In the middle of the longest stagnation of earnings in Britain since the 1860s, with a majority of the poor living in working households, Bloodworth’s book Hired (Atlantic Books, $19.95, 288 pp.) has been hailed by commentators across the political divide. It has put flesh and bones on labor-market statistics, demanding that we look at the reality of the jobs underpinning high employment rates.

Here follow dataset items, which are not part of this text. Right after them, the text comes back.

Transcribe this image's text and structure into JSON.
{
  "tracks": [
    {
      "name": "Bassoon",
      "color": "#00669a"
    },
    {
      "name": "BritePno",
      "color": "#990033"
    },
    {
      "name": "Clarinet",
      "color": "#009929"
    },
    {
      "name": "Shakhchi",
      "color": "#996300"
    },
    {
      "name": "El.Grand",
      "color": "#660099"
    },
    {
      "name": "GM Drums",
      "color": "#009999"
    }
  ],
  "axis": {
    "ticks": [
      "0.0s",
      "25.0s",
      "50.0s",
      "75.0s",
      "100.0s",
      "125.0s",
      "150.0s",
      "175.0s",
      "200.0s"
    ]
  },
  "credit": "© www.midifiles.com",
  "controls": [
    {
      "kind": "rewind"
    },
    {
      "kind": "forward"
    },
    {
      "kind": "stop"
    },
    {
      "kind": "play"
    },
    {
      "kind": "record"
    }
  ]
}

It has also posed some awkward questions to consumers—What sort of working practices ensure that we receive our online order the next day?—and exposed some ugly attitudes. “A wretched and miserable job does not appall the middle classes so much as the behavior exhibited by a person who does such a job,” writes Bloodworth, who found himself falling into bed with junk food, and craving cigarettes and alcohol.
His is not, he acknowledges, an original or pioneering way of reporting on working-class life. Hired joins a well-established tradition of left-wing journalists exploring the world of low-paid work, most famously The Road to Wigan Pier, George Orwell’s account of life in industrial Lancashire in the 1930s. Since the turn of the century, other examples include Hard Work by the Guardian journalist Polly Toynbee and, in the United States, Barbara Ehrenreich’s Nickel and Dimed.

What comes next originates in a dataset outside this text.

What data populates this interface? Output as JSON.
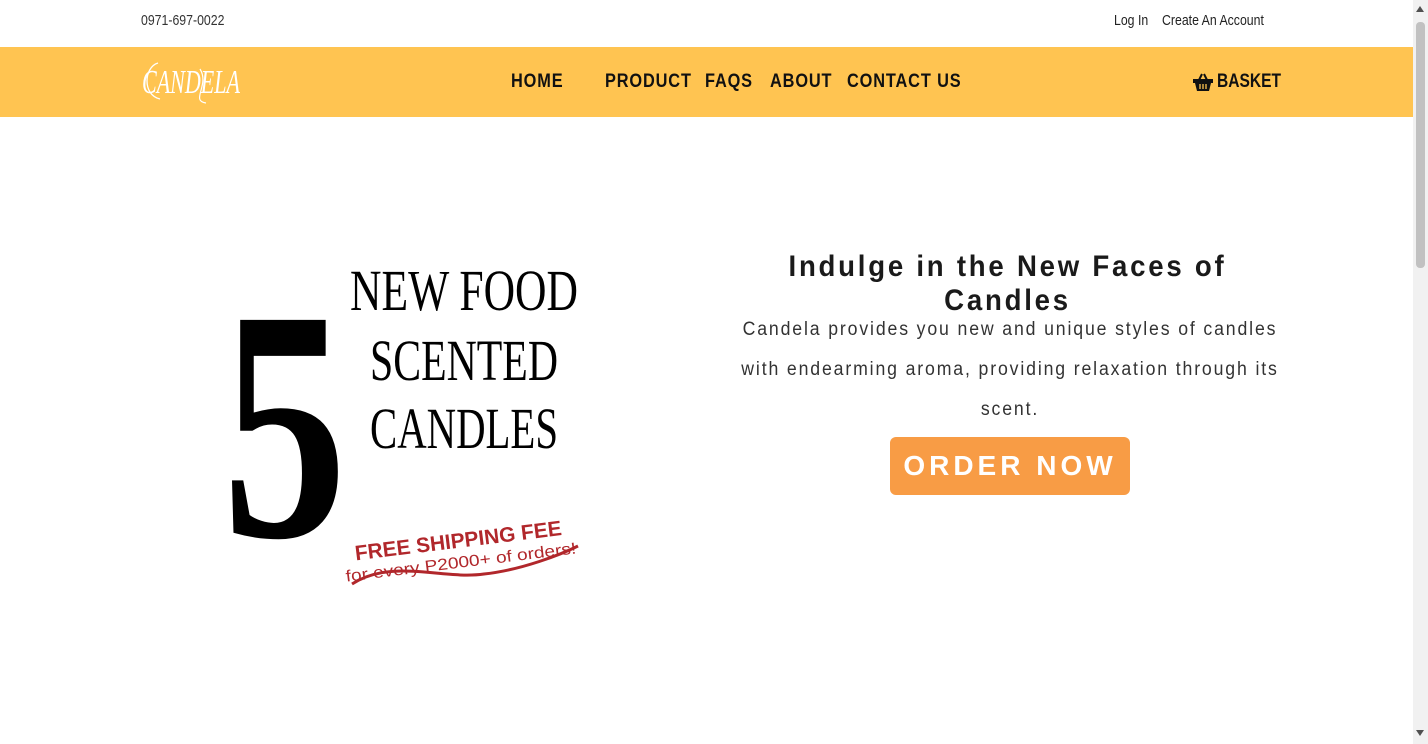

Reading these books, I was struck by how little some things have changed. What’s new in the reaction to Bloodworth’s contribution is the suggestion that maybe it wasn’t his story to tell in the first place. “I will, of course, be denounced by some for writing this book at all,” he writes, in his introduction. Burning alongside conversations about economic inequality is a debate about access, platforms, and social mobility. More than half of Britain’s top journalists went to elite, private high schools (confusingly called public schools), and the methods writers adopt in attempts to get under the skin of poverty are increasingly subject to scrutiny. “If The Road to Wigan Pier had been written by a Wigan miner, and not an Etonian rebel, this is what might have been achieved,” reads a review printed on the back of another recent book—Poverty Safari (Pan Macmillan, $12.46, 240 pp.), Darren McGarvey’s account of growing up in Glasgow.

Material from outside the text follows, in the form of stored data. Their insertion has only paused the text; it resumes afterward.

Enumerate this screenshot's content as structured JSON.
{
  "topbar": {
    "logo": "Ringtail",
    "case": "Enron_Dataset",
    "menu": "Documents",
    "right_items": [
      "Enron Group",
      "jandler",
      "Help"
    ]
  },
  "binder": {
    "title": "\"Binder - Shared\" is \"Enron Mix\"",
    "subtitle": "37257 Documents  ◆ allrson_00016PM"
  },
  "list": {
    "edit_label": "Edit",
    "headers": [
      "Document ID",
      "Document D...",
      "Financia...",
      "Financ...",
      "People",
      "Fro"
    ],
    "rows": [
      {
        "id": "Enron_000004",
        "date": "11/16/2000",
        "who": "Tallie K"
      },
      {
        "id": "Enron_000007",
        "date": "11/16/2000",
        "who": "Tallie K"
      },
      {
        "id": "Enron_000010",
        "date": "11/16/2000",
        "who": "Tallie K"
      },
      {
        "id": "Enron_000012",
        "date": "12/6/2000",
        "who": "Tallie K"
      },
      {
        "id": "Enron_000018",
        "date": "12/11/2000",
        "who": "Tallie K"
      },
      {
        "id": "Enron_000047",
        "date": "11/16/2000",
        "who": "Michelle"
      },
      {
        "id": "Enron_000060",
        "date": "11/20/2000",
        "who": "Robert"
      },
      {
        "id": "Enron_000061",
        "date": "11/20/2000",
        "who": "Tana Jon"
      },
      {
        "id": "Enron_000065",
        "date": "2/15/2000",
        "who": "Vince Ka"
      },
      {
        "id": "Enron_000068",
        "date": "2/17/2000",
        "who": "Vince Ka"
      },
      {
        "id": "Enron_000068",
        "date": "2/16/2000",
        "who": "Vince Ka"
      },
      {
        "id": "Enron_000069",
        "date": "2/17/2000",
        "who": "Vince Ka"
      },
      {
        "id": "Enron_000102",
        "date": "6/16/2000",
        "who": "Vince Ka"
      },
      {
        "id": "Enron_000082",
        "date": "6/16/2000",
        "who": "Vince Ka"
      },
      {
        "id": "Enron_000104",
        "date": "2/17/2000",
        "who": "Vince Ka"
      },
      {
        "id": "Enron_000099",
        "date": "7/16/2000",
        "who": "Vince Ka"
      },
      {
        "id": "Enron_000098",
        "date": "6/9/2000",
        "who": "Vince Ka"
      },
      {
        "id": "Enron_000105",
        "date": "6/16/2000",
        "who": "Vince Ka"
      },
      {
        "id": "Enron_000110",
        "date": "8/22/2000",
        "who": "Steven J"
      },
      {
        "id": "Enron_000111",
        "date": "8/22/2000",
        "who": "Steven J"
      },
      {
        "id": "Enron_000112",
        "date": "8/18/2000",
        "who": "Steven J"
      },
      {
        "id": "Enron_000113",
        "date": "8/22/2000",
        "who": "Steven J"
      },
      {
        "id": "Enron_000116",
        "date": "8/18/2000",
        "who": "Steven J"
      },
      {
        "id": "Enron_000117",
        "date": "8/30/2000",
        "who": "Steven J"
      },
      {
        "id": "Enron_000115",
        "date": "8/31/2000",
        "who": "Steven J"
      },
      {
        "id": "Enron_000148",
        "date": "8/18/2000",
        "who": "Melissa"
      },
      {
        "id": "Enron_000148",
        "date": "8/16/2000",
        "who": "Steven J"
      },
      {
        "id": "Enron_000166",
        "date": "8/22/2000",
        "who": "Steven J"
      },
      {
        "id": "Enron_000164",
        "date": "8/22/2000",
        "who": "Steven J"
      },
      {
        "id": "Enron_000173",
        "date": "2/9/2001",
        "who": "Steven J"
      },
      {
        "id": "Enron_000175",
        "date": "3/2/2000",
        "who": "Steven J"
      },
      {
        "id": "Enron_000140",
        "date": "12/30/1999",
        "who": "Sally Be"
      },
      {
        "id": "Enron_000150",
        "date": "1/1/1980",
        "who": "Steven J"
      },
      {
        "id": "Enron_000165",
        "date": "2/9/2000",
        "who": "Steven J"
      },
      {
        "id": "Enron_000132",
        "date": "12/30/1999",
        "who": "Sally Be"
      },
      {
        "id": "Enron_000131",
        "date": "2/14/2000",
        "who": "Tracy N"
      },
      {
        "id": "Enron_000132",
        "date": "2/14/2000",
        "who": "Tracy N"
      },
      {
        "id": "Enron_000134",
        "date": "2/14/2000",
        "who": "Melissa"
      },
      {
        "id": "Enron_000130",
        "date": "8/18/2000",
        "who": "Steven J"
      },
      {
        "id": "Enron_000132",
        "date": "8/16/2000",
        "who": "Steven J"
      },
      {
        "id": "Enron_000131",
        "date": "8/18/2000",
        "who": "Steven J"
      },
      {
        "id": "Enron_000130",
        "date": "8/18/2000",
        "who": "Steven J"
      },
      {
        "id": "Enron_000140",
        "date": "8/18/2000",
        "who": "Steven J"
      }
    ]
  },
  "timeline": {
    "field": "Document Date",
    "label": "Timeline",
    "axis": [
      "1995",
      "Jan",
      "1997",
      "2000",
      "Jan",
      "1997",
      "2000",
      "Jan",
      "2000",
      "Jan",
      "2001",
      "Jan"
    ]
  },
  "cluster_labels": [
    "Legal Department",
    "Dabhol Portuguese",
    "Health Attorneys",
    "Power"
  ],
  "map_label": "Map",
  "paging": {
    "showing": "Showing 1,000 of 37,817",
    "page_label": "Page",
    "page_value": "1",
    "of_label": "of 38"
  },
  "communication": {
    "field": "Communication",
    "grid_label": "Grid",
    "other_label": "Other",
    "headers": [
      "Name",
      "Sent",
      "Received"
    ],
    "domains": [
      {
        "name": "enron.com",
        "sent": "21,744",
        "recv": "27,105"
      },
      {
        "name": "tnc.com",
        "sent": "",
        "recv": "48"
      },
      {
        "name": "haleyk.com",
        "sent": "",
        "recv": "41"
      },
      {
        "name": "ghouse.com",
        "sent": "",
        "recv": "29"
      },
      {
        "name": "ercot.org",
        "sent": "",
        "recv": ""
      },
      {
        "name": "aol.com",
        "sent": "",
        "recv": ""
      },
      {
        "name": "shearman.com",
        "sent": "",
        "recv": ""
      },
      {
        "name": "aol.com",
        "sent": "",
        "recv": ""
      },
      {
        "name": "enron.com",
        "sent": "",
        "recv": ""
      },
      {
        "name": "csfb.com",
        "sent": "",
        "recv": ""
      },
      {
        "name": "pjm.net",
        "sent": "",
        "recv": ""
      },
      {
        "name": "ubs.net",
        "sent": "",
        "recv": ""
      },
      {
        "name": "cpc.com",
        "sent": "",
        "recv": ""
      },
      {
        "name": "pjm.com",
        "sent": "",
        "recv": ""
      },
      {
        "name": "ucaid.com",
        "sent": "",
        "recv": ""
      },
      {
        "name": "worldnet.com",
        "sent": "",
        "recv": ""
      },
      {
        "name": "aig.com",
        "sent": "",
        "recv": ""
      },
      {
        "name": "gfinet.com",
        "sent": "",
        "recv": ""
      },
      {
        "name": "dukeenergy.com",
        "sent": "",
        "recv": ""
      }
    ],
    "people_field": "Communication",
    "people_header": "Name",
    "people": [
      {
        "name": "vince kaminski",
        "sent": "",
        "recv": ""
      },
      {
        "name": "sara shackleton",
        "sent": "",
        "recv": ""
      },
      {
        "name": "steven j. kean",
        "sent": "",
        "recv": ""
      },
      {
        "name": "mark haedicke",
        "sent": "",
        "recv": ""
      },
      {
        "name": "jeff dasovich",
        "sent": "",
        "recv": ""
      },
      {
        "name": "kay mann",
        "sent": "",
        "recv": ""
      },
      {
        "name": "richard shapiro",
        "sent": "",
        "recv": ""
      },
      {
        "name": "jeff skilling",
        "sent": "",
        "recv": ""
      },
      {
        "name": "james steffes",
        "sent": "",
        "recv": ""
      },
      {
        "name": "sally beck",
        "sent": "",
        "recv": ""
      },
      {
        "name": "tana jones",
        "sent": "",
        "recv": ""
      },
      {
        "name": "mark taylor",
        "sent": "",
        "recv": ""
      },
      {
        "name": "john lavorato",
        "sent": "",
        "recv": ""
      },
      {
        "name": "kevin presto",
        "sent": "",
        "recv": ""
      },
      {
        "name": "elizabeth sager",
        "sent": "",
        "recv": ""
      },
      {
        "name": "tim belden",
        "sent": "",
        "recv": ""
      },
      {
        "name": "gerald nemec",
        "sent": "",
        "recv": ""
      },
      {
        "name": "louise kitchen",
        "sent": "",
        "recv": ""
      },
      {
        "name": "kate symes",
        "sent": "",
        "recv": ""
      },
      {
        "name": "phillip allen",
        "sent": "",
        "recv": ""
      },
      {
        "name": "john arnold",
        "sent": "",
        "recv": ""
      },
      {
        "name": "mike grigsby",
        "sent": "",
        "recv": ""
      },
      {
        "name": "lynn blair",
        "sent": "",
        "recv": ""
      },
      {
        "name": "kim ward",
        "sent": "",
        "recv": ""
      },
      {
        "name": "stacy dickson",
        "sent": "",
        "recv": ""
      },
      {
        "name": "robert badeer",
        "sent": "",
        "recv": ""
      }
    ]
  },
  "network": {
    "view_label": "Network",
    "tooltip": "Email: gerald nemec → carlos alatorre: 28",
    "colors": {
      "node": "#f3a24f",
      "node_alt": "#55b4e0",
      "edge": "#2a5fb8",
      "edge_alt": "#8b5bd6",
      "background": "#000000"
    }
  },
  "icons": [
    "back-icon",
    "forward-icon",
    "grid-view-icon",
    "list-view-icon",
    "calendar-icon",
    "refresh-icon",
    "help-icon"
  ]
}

Bloodworth’s roots lie a long way from Eton. He left school with few qualifications and did the sort of work he documents in Hired well into his twenties. But he’s happy to acknowledge that, for the purposes of the book, he was a tourist: if things got too bad he could “beat a hasty retreat to a more comfortable existence.” His preemptive defense includes a questioning of where the demand for authenticity can lead (“quietism if treated as an absolute”). In the end, he argues, the sort of change that would free up working-class people to pick up the pen will require an alliance with the middle classes—the people likely to read his book.
It’s striking that similar arguments do not appear in Hired’s antecedents. The authors of those books were quick to disavow claims to authenticity (“It was impossible for me to stimulate fear of any sense of insecurity,” admits Toynbee), but they didn’t anticipate a suspicious or even wrathful response from readers. In fact, the way in which they frame their endeavors tells us something important about the relationship between those who document poverty and those who live it. In 2002, Ehrenreich anticipated that a day was coming when low-paid workers would demand more, a day of anger and strikes. Sixteen years later, the percentage of American workers classified as working poor is even higher, and rage abounds. In the United Kingdom, the majority of people in poverty are in working families. If we did hand them the pen, what might they write? And would we like what they had to say?